‘Keep paying it forward’: Tubbs fire survivors use hard-earned skills from the rebuild to chart new careers
To this day, Anne Barbour isn’t quite sure why she raised her hand.
A week or so after the Tubbs fire of October, 2017, incinerated over 1,400 homes in Coffey Park, including her own, Barbour joined around 400 of her neighbors at the Luther Burbank Center. On the stage, Sonoma County Supervisor James Gore outlined the concept of block captains.
Those who wanted to volunteer to help were asked to raise their hands.
“Had I known what I was signing up for,” said Barbour, “I probably wouldn’t have raised my hand.”
But she did, and she ended up playing a key role in Coffey Strong, the neighborhood support group that spearheaded that community’s remarkably swift comeback.
Barbour’s various hats included compiling a “matrix” of builders to whom survivors might turn. She was indispensable in the reconstruction of the Hopper Wall, and later the neighborhood’s entryway. Along with fellow directors she made repeated trips to the town of Paradise, which was devastated by fire a year later, to share knowledge, resources and encouragement.
Coffey Strong announced in October that it would soon cease operations, its work largely done. Yet there was Barbour, back in Paradise on a recent weekend, working at a resource fair, educating her fellow fire survivors on flame-resistant building materials.
She is now a Northern California coordinator for United Policyholders. That’s the mildly soporific and slightly misleading name of a superb, 30-year-old nonprofit that is not, as some mistakenly assume, an insurance agency. It is, rather, an advocacy group, founded by attorney Amy Bach, that takes the side of fire survivors who find themselves struggling with unexpected gaps in their insurance coverage.
“This is a really great fit for me,” said Barbour, who was hired by United Policyholders after the Glass fire, in the fall of 2020. “I can take what I learned at Coffey Strong and keep paying it forward.”
She is one of at least four former Coffey Strong directors who have taken the knowledge, the skills honed in rebuilding their neighborhoods — and lives — and used them to embark on new careers. Coffey Strong may be history. Through these four, its work lives on.
A tenacious advocate
Barbour had spent three decades in the grocery business, leading up to the Tubbs fire. Sitting in that meeting at the Luther Burbank Center, she didn’t know about construction, insurance, debris removal. She didn’t know the ins and outs of city government. She didn’t know what she didn’t know.
What she did know how to do was look after people, to be their champion. For nearly two decades, Barbour had navigated the health care system, helping extend the life of her husband, Charlie, who suffered from a rare vascular disease.

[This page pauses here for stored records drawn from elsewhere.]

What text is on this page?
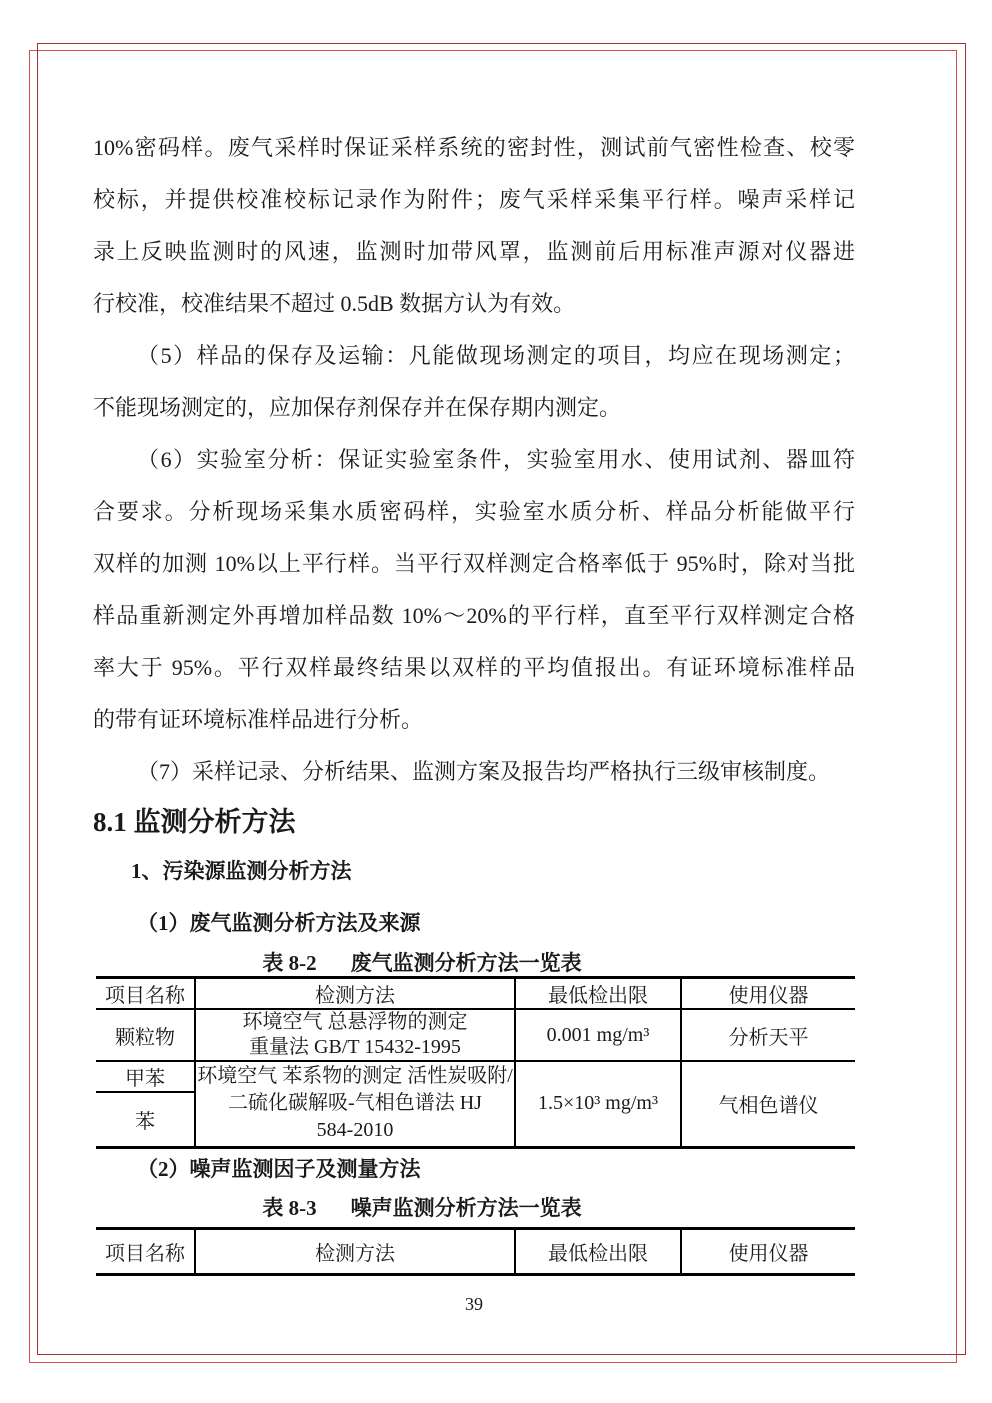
10%密码样。废气采样时保证采样系统的密封性，测试前气密性检查、校零
校标，并提供校准校标记录作为附件；废气采样采集平行样。噪声采样记
录上反映监测时的风速，监测时加带风罩，监测前后用标准声源对仪器进
行校准，校准结果不超过 0.5dB 数据方认为有效。
（5）样品的保存及运输：凡能做现场测定的项目，均应在现场测定；
不能现场测定的，应加保存剂保存并在保存期内测定。
（6）实验室分析：保证实验室条件，实验室用水、使用试剂、器皿符
合要求。分析现场采集水质密码样，实验室水质分析、样品分析能做平行
双样的加测 10%以上平行样。当平行双样测定合格率低于 95%时，除对当批
样品重新测定外再增加样品数 10%～20%的平行样，直至平行双样测定合格
率大于 95%。平行双样最终结果以双样的平均值报出。有证环境标准样品
的带有证环境标准样品进行分析。
（7）采样记录、分析结果、监测方案及报告均严格执行三级审核制度。
8.1 监测分析方法
1、污染源监测分析方法
（1）废气监测分析方法及来源
表 8-2 废气监测分析方法一览表
项目名称	检测方法	最低检出限	使用仪器
颗粒物	环境空气 总悬浮物的测定
重量法 GB/T 15432-1995	0.001 mg/m³	分析天平
甲苯	环境空气 苯系物的测定 活性炭吸附/
二硫化碳解吸-气相色谱法 HJ
584-2010	1.5×10³ mg/m³	气相色谱仪
苯			
（2）噪声监测因子及测量方法
表 8-3 噪声监测分析方法一览表
项目名称	检测方法	最低检出限	使用仪器
39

Charlie died in 2013, but Anne never stopped being a forceful, tenacious advocate for people.
And so she raised her hand.
Ever the quick study, she’s made herself an expert on insurance issues. But Barbour’s greatest value to her new team may be the empathy and advice she provides to fire survivors.

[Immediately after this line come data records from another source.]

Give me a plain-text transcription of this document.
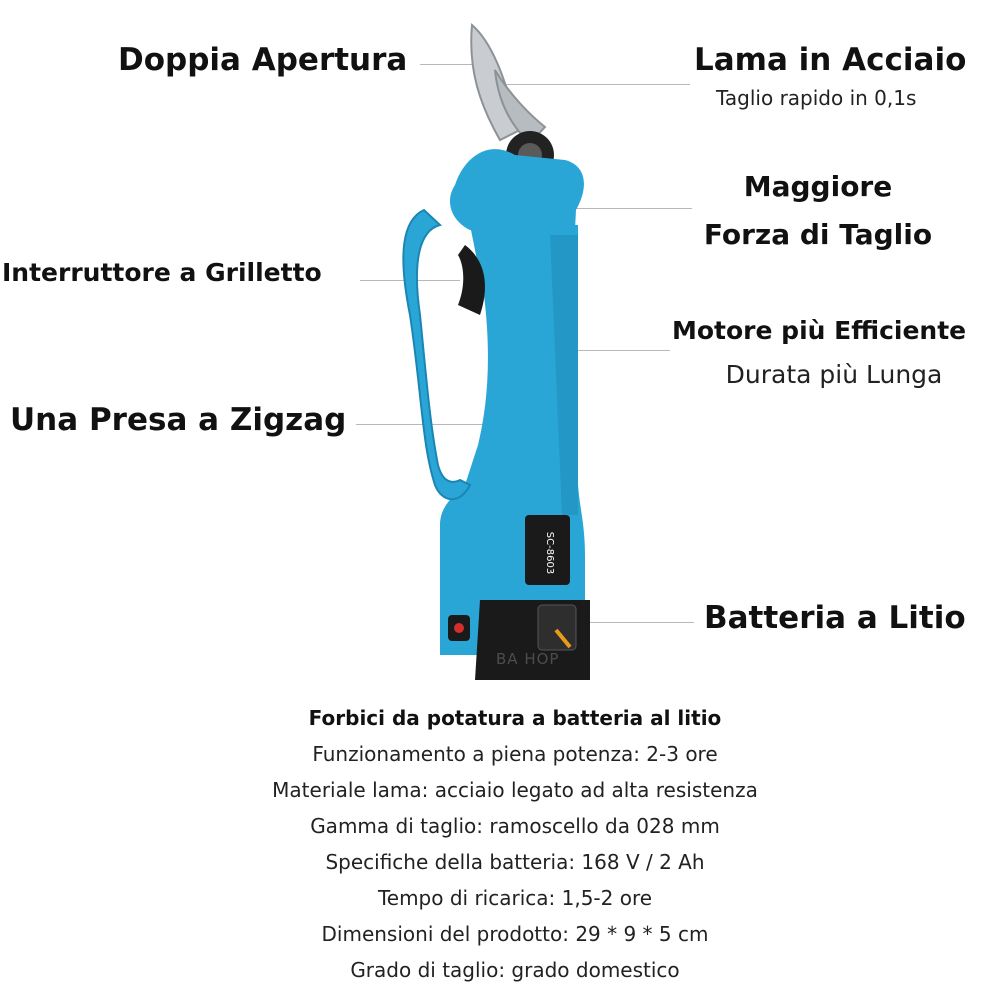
SC-8603
BA HOP
Doppia Apertura	Lama in Acciaio
Taglio rapido in 0,1s
Maggiore
Forza di Taglio
Interruttore a Grilletto
Motore più Efficiente
Durata più Lunga
Una Presa a Zigzag
Batteria a Litio
Forbici da potatura a batteria al litio
Funzionamento a piena potenza: 2-3 ore
Materiale lama: acciaio legato ad alta resistenza
Gamma di taglio: ramoscello da 028 mm
Specifiche della batteria: 168 V / 2 Ah
Tempo di ricarica: 1,5-2 ore
Dimensioni del prodotto: 29 * 9 * 5 cm
Grado di taglio: grado domestico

“We offer oversight, resources, information, and a lot of that is easier for me,” said Barbour, “because I can tell them what it feels like, for instance, a year after the fire. I can tell them it’s not a party — that’s it’s really a grieving process.”
New priorities
Losing his Waring Court home in the Tubbs fire reordered Steve Rahmn’s priorities.
Rahmn, the last president of Coffey Strong, was a longtime electrical contractor and project manager, for Novato-based W. Bradley Electric, and Santa Rosa’s Lunardi Electric before that.
Worn down by extensive car travel — his projects ranged as far afield as Rocklin — and intent on spending more time with his wife, Michele, and their two children, he left W. Bradley in July to become chief operating officer of a new company called Firebrand Safety Systems.
Firebrand performs “home hardening,” making properties stronger against the threat of wildfire. It also prepares them for the inevitable power failures that now accompany fire season.